フローラン・ダバディさんに憧れ通訳者を目指す

 はじめに、彼はもともと俳優を目指していたわけではない。実は通訳者になることを目指していたという。

「中学2年生のときに、日韓ワールドカップがあって、当時の日本代表の監督はフランスのフィリップ・トルシエで。そのときトルシエ監督の通訳を務められていたフローラン・ダバディさんに憧れたんです。

 外国の方なのに日本語も流暢で、トルシエ監督が身振り手振りを入れて話すと、ダバディさんも同じように身振り手振りを入れながら話される。

 通訳の方ってなんか監督が熱く語っているのに、淡々と冷静に訳す方がほとんどじゃないですか。対して、ダバディさんは真逆で監督の語り口まで真似たように訳されていてものすごい衝撃を受けました。それで、『わあ、こうなりたい』と思ったのが通訳者を目指したきっかけです(笑)。

 あと、自分の子ども時代はまだ携帯電話がそこまで普及していない。だから、友だちと遊びたいときは、自分で電話をして誘うか、もしくは学校で約束することになる。

 でも、僕はそういうのが苦手で、遊びたくても自分から『遊ぼう』と言い出せない。家から電話しようとしても、相手の親に出られたりするとうまく話す自信がなくてできない。

 相手に自分の意思を言葉で伝えることがすごく苦手だったんです。だから、たぶん、逆説的にその人の言葉を受けて、それを自分が介して、別の人に伝えるということに興味を持って、『やってみたい』と思ったんだと思います」

通訳者を目指してイギリス留学へ

 その気持ちは消えることなく、通訳になるために海外留学をしている。

「17歳から20歳ぐらいまで、イギリスに行って、通訳になるための勉強をしていました。

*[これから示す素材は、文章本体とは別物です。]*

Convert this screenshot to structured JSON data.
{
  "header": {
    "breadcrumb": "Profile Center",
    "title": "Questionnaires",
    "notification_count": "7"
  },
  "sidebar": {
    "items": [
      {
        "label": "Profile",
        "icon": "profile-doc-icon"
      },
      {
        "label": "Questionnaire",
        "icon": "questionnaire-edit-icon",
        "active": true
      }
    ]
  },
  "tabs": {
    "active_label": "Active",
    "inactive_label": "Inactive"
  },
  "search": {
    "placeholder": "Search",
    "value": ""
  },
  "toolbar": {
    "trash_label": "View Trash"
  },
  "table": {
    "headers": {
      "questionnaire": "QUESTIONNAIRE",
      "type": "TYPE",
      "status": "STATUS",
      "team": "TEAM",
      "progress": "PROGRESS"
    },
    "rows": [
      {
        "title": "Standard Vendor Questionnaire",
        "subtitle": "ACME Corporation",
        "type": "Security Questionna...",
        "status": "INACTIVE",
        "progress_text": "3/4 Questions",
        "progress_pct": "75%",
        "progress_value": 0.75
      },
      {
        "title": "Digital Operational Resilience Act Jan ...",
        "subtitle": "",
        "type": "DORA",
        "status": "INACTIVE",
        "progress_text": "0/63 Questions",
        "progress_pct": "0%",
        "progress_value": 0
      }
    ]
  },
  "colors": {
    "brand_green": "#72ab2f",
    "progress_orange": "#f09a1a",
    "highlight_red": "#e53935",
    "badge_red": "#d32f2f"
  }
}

 ダバディさんの影響は大で、サッカーの同時通訳者とかにすごい憧れてましたね。

 ダバディさんはたしか5か国語ぐらいしゃべれたと思うんですけど、だから、英語だけしゃべれてもダメだなと思っていて。

 イギリスでは大学に通っていたんですけど、授業は英語で、外国語としてフランス語を専攻していました。それで、『あと3カ国語しゃべれたら通訳になれるかな?』とか考えてましたね(笑)」

アメリカの大学の日本校への編入から期せずして上京へ

 それがなぜ、役者の道に進むことになったのだろう?

「イギリスの大学は3年間で卒業だったんですけど、ちょうど2年が終わったぐらいですか。自分は言語心理学科という、言葉の心理学みたいなことを専攻してたんですけど、同じ学科の僕以外の生徒はほぼ全員が一度社会人を経験していたんです。全員、一回社会に出て自分の力で自費で学びにきている人たちだった。

 それで、他の人の論文とか読ませてもらうと、ちょっと教養や物事の見方といったところのレベルが自分とは比べものにならないぐらい高い。そのことに気づいて、同じ大学のもっと基礎的な一般教養を学べるところに移ろうとおもって、教授に相談したら、『いろいろなところがあるので、うちの大学だけではなく少し調べてみては』と。

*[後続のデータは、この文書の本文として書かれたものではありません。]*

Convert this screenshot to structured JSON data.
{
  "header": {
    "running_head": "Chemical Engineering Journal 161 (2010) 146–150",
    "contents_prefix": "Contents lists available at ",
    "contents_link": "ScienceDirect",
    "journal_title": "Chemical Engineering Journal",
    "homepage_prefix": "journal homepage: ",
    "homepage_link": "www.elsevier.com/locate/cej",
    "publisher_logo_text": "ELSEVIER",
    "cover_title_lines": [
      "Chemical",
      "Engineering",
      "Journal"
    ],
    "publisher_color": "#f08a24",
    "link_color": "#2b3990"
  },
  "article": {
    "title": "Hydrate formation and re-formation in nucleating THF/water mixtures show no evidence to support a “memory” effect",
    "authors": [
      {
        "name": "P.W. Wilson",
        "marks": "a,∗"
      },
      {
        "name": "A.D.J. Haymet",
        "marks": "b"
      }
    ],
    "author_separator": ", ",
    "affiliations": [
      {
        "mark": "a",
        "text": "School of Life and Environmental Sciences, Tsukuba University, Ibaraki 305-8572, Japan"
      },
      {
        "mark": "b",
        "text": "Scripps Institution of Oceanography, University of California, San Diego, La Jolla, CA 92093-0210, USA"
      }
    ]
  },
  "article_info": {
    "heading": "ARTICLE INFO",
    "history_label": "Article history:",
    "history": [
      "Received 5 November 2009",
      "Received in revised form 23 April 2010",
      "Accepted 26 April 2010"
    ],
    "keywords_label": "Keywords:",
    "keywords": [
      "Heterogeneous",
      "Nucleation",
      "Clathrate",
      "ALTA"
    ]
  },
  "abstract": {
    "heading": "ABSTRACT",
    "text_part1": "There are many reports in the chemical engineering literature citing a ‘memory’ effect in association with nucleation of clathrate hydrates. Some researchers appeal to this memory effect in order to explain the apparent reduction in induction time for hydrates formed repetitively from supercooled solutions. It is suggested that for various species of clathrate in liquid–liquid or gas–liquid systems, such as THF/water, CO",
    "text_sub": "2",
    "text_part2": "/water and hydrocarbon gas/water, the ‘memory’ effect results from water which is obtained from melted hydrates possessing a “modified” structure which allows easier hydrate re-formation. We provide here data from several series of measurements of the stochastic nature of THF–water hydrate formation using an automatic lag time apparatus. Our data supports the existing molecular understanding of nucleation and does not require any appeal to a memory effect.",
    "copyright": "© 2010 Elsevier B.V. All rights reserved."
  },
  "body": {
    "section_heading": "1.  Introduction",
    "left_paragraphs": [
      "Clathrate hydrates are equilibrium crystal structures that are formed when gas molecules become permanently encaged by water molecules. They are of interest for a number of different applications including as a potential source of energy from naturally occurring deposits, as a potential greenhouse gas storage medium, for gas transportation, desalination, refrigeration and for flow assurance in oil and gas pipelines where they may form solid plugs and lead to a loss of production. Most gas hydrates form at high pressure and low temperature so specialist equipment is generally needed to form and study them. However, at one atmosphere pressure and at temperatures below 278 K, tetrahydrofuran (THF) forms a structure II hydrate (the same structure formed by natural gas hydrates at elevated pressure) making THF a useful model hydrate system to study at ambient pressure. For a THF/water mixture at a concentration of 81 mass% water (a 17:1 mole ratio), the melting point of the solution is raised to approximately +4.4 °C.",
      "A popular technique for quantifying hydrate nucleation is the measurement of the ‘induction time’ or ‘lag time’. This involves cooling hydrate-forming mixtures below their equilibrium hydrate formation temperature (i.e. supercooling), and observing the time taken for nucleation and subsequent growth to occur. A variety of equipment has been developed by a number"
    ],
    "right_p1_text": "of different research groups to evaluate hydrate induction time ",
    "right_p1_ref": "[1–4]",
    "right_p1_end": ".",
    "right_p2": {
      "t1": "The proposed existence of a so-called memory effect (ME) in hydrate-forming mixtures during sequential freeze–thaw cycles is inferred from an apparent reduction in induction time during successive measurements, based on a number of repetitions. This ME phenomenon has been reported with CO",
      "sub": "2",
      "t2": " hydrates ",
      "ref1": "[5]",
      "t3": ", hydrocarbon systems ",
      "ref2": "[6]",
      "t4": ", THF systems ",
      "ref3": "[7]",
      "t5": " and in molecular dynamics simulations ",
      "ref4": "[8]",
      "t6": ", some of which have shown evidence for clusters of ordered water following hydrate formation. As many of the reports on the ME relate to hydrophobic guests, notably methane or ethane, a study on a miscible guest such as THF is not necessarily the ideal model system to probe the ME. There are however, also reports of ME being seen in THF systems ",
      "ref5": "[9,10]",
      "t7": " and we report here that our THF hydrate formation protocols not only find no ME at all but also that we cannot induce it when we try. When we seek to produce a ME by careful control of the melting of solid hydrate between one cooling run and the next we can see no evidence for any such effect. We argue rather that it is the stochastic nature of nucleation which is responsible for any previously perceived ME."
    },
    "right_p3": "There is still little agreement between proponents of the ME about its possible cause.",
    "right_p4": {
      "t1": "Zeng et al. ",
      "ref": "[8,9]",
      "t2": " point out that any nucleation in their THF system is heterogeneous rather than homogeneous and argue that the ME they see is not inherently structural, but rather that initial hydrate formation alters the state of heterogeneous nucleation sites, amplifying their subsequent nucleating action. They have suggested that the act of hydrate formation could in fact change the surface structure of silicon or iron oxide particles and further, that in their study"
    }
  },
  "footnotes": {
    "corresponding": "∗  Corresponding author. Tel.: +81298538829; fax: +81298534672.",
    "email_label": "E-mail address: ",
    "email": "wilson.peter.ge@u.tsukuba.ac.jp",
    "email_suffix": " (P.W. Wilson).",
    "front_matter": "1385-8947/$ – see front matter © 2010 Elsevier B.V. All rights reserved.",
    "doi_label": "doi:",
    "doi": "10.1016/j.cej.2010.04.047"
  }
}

 で、調べた結果、アメリカの大学の日本校に編入することになって、それが東京だったので、なんか期せずして上京することになったんです。

 そこから、基礎教養を学び直したんですけど、休みの日はずっと映画を見るような生活になって(笑)。もともと母親が映画が好きで、僕も見てはいたんですけど、そうこうするうちに自然と俳優という職業に興味を持ち始めていた。

 ただ、興味をもった理由は自分では通訳を目指したこととつながっていて。通訳は言葉が主体にあるわけですけど、役者って言葉はもとより全身で伝えることだから、だから興味をもった気がします

古厩智之監督のワークショップで演技初挑戦。そして映画初出演へ

 こうしてまずワークショップに参加することになる。

「でも、ワークショップの意味をあまりわかっていなかったんですよ。

 事前になんの情報も入れていなくて『映画のワークショップ』があるということだけ聞いて、映画監督に会えるだろうと思って参加したんです。

 一番最初に参加したのが古厩(智之)さんのワークショップで。そのワークショップがものすごくおもしろかった。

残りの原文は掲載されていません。